I can get someone alone to do something, but the other 99 will do what they want. And in such a situation, it is not obvious to everyone what the most important goals of the company are. It would be very simple for eBay employees to say: “Do you know what? Let's focus on revenue ”or“ Let's focus on the number of people who purchase something on our website ”or“ Let's think about increasing the number of potential sellers ”.

But Pierre [Omidyar], Meg [Whitman] and John [Donahaw], being different leaders by nature, always said: “No, we care about the total volume of sales that are carried out through our website, the percentage that makes up transactions concluded through our website , from all transactions in the ecommerce segment - this is what is really important for our company. ”

This means that in any situation it was clear to all employees that this was not about revenue, but about total sales, or not about how to get more people to register on the site, but how to make them active users in the long term.

A great example of such a policy from my experience on eBay

In 2004, we changed the payment method for attracting new users by partners. Affiliate programs for attracting users now look a little old-fashioned, but the idea of ​​attracting has remained - you pay those who are driving traffic to your site, but now it is more about gaining access to large market players who do it themselves.


We paid for confirmed registered users, so all of our partners were interested in attracting those who subsequently registered on the eBay website. We changed our payment model and began to pay for activated confirmed registered users. The user needed to confirm his account, and then bid for the purchase of goods, or buy goods, or put up something for sale, so that we pay for attracting our partner.

In the day since the introduction of these changes, we lost about 20% of the confirmed registered users who were attracted by our partners. But ACRU (Activated Confirmed Registered Users, activated confirmed registered users) decreased by only 5%. The relationship between CRUs (Confirmed Registered Users, ACRUs) has grown dramatically, and the growth of ACRUs has accelerated significantly .

The reason for this is as follows: if you want to increase the value of the CRU indicator, and you know that someone needs, for example, a trampoline, you give this person a link to the eBay registration page so that the user first signs up, then confirms his identity and then I already bought a trampoline.
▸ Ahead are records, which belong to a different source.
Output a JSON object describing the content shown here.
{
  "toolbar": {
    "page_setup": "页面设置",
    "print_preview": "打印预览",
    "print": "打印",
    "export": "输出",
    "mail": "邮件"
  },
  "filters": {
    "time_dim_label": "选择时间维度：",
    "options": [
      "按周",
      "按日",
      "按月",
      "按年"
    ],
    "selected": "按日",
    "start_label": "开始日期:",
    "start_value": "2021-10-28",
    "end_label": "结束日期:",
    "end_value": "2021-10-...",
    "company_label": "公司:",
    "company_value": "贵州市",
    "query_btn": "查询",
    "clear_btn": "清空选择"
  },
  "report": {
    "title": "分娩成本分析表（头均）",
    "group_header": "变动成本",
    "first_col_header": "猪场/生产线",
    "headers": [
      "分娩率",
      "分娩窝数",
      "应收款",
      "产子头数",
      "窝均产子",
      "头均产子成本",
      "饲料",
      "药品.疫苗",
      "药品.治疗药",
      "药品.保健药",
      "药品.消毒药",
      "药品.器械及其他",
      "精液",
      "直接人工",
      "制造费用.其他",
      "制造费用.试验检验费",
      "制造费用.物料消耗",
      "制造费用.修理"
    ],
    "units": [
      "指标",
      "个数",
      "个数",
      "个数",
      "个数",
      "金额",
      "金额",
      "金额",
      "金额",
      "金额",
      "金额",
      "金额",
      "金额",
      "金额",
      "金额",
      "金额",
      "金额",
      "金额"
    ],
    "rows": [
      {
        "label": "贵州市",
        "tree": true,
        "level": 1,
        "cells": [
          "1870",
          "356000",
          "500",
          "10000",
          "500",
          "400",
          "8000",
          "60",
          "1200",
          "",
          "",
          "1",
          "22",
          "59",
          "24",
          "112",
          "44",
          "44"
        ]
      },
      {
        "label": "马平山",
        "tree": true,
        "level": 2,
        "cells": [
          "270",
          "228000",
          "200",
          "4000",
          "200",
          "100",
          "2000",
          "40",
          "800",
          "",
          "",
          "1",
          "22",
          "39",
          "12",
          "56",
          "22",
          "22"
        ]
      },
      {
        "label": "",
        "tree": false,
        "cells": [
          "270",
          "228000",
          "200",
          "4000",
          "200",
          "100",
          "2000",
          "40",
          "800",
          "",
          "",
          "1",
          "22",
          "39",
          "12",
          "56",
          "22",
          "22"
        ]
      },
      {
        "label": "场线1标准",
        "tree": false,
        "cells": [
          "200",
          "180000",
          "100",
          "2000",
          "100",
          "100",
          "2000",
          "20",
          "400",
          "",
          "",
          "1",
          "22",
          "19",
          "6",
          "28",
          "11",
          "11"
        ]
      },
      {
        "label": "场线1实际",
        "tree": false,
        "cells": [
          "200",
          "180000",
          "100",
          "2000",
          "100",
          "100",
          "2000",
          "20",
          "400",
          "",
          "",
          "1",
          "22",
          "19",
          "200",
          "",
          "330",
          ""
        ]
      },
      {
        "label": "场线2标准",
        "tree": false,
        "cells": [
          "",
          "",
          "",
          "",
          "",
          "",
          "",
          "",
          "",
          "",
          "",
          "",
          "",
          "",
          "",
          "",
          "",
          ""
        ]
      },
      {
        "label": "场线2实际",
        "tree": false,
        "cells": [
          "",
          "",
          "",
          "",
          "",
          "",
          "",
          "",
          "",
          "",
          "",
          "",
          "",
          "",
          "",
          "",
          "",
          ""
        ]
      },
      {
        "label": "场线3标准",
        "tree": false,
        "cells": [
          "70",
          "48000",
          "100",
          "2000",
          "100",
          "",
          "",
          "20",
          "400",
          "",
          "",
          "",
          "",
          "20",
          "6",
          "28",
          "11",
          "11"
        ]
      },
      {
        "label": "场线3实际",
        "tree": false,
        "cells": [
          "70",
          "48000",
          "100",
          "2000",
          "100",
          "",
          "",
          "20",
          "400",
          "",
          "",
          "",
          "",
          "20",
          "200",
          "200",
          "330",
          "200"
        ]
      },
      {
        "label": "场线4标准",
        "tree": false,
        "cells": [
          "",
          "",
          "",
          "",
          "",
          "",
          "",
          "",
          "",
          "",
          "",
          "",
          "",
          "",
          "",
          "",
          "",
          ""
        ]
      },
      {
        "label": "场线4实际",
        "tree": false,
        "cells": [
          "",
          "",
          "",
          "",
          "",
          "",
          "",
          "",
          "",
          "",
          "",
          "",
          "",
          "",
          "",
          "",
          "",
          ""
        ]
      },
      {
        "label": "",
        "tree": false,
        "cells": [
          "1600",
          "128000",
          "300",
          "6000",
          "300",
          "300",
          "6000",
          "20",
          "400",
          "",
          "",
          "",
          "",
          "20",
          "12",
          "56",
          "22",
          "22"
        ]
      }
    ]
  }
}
But if you want to increase the value of ACRU, you give a potential client a link to the eBay page with the search results for trampolines available in the marketplace - the user likes something, he is interested, registered and buys the goods. If you develop only the CRU indicator, users will not experience the slightest interest: when they get to the eBay page, there will be no “magic”.

Therefore, the next thing to think about: how to create this “magic” that will make users “attach” to your service.